Twitter Just Passed MySpace in Number of Status Updates

Twitter made news today for announcing that it now sees an average of 50 million status messages posted each day. A sharp growth curve indicates that activity on Twitter could grow much higher in the short term future. Good old MySpace says it can’t be counted out yet, though.

MySpace told me tonight that it still sees 1 billion status messages per month, divided by 30 days that’s about 33 million status messages per day. That means until just last Fall, MySpace was still bigger than Twitter. How easy is it to forget that? Twitter may be bigger now, but there are still millions upon millions of people using MySpace.

Above: Quantcast’s estimates of website traffic, not including Twitter application use.

I went onto MySpace tonight and found that 9 out of my 21 friends on the site had logged in within the last 30 days, many of them this week or today! It’s hard to say how many of them were just checking in to see who else had checked in, or to look for status messages that weren’t there, but they checked in none the less and tens of millions of people do post status updates to MySpace on any given day. Google even added MySpace status messages to its real-time search this week.

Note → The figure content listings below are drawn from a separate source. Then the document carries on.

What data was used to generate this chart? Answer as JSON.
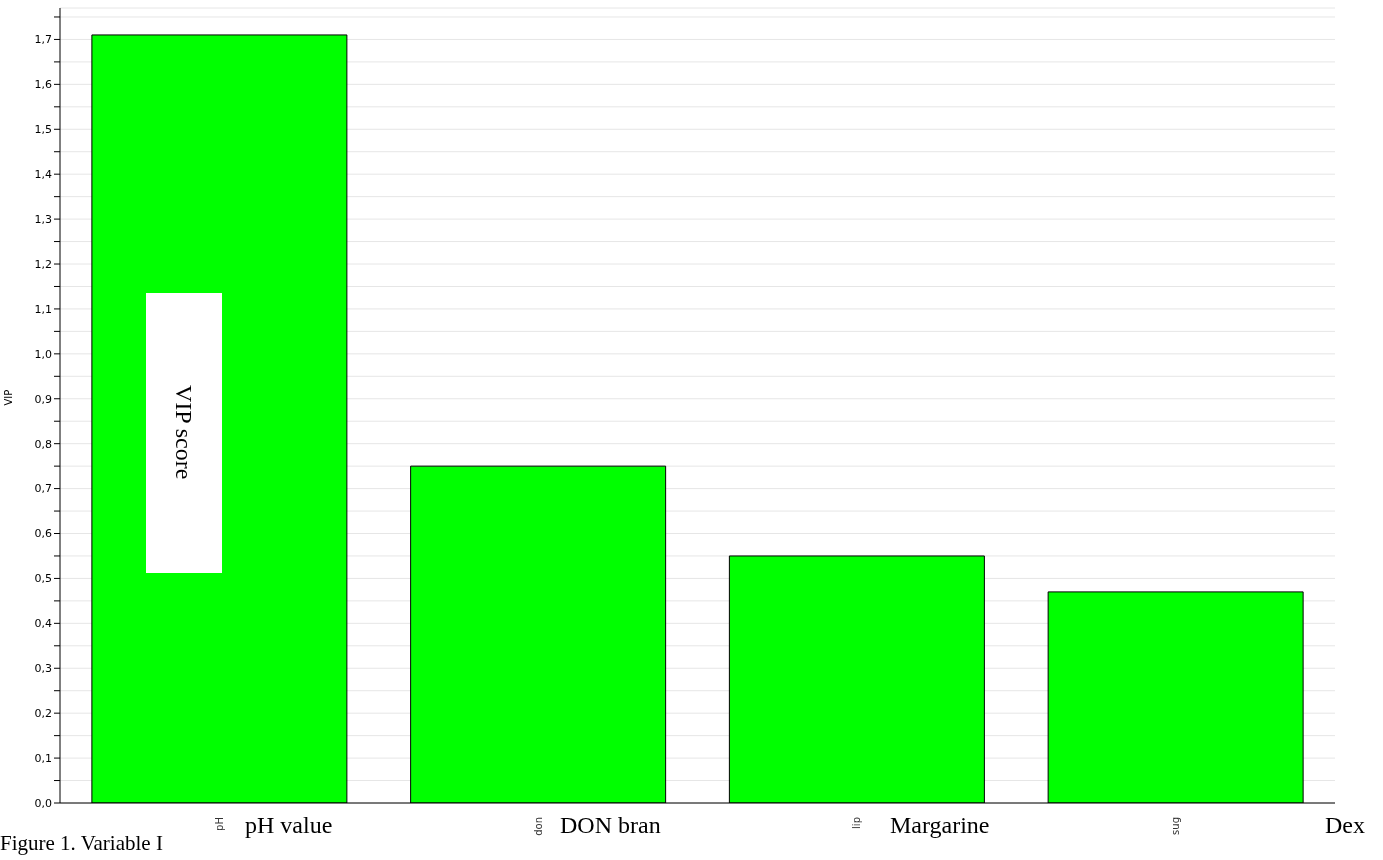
{
  "chart_data": {
    "type": "bar",
    "ylabel": "VIP",
    "categories": [
      "pH",
      "don",
      "lip",
      "sug"
    ],
    "values": [
      1.71,
      0.75,
      0.55,
      0.47
    ],
    "color": "#00ff00",
    "ylim": [
      0,
      1.77
    ],
    "yticks": [
      {
        "value": 0,
        "label": "0,0"
      },
      {
        "value": 0.05,
        "label": null
      },
      {
        "value": 0.1,
        "label": "0,1"
      },
      {
        "value": 0.15,
        "label": null
      },
      {
        "value": 0.2,
        "label": "0,2"
      },
      {
        "value": 0.25,
        "label": null
      },
      {
        "value": 0.3,
        "label": "0,3"
      },
      {
        "value": 0.35,
        "label": null
      },
      {
        "value": 0.4,
        "label": "0,4"
      },
      {
        "value": 0.45,
        "label": null
      },
      {
        "value": 0.5,
        "label": "0,5"
      },
      {
        "value": 0.55,
        "label": null
      },
      {
        "value": 0.6,
        "label": "0,6"
      },
      {
        "value": 0.65,
        "label": null
      },
      {
        "value": 0.7,
        "label": "0,7"
      },
      {
        "value": 0.75,
        "label": null
      },
      {
        "value": 0.8,
        "label": "0,8"
      },
      {
        "value": 0.85,
        "label": null
      },
      {
        "value": 0.9,
        "label": "0,9"
      },
      {
        "value": 0.95,
        "label": null
      },
      {
        "value": 1.0,
        "label": "1,0"
      },
      {
        "value": 1.05,
        "label": null
      },
      {
        "value": 1.1,
        "label": "1,1"
      },
      {
        "value": 1.15,
        "label": null
      },
      {
        "value": 1.2,
        "label": "1,2"
      },
      {
        "value": 1.25,
        "label": null
      },
      {
        "value": 1.3,
        "label": "1,3"
      },
      {
        "value": 1.35,
        "label": null
      },
      {
        "value": 1.4,
        "label": "1,4"
      },
      {
        "value": 1.45,
        "label": null
      },
      {
        "value": 1.5,
        "label": "1,5"
      },
      {
        "value": 1.55,
        "label": null
      },
      {
        "value": 1.6,
        "label": "1,6"
      },
      {
        "value": 1.65,
        "label": null
      },
      {
        "value": 1.7,
        "label": "1,7"
      },
      {
        "value": 1.75,
        "label": null
      }
    ],
    "grid": "y",
    "annotations": [
      "VIP score",
      "pH value",
      "DON bran",
      "Margarine",
      "Dex",
      "Figure 1. Variable I"
    ]
  }
}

I’ve got my MySpace account wired up with my Tweetdeck install now, so when my friends do post something I’ll be able to see it. And I can cross post things over to MySpace, too. But my resolution to use MySpace more may be short lived. I tried to go add more friends there and had a hard time finding people I knew. Or I found them, added them and then worried that they’d just think I was creepy for contacting them outside of Facebook. Maybe that’s all in my head though.

So two things to consider. The old King really is no more, MySpace is officially behind Twitter now. (Liz Gannes writes today that Twitter is fast approaching Facebook as well, while acknowledging that the term status message mean something different on Facebook.) But MySpace remains a thriving place for millions of people. Will it remain that way? Development hasn’t stopped, the trend doesn’t look good, but who can really say? The only thing that can be said for sure today is: MySpace isn’t dead yet.

Above: Kevin Marks skewers MySpace critics, including yours truly.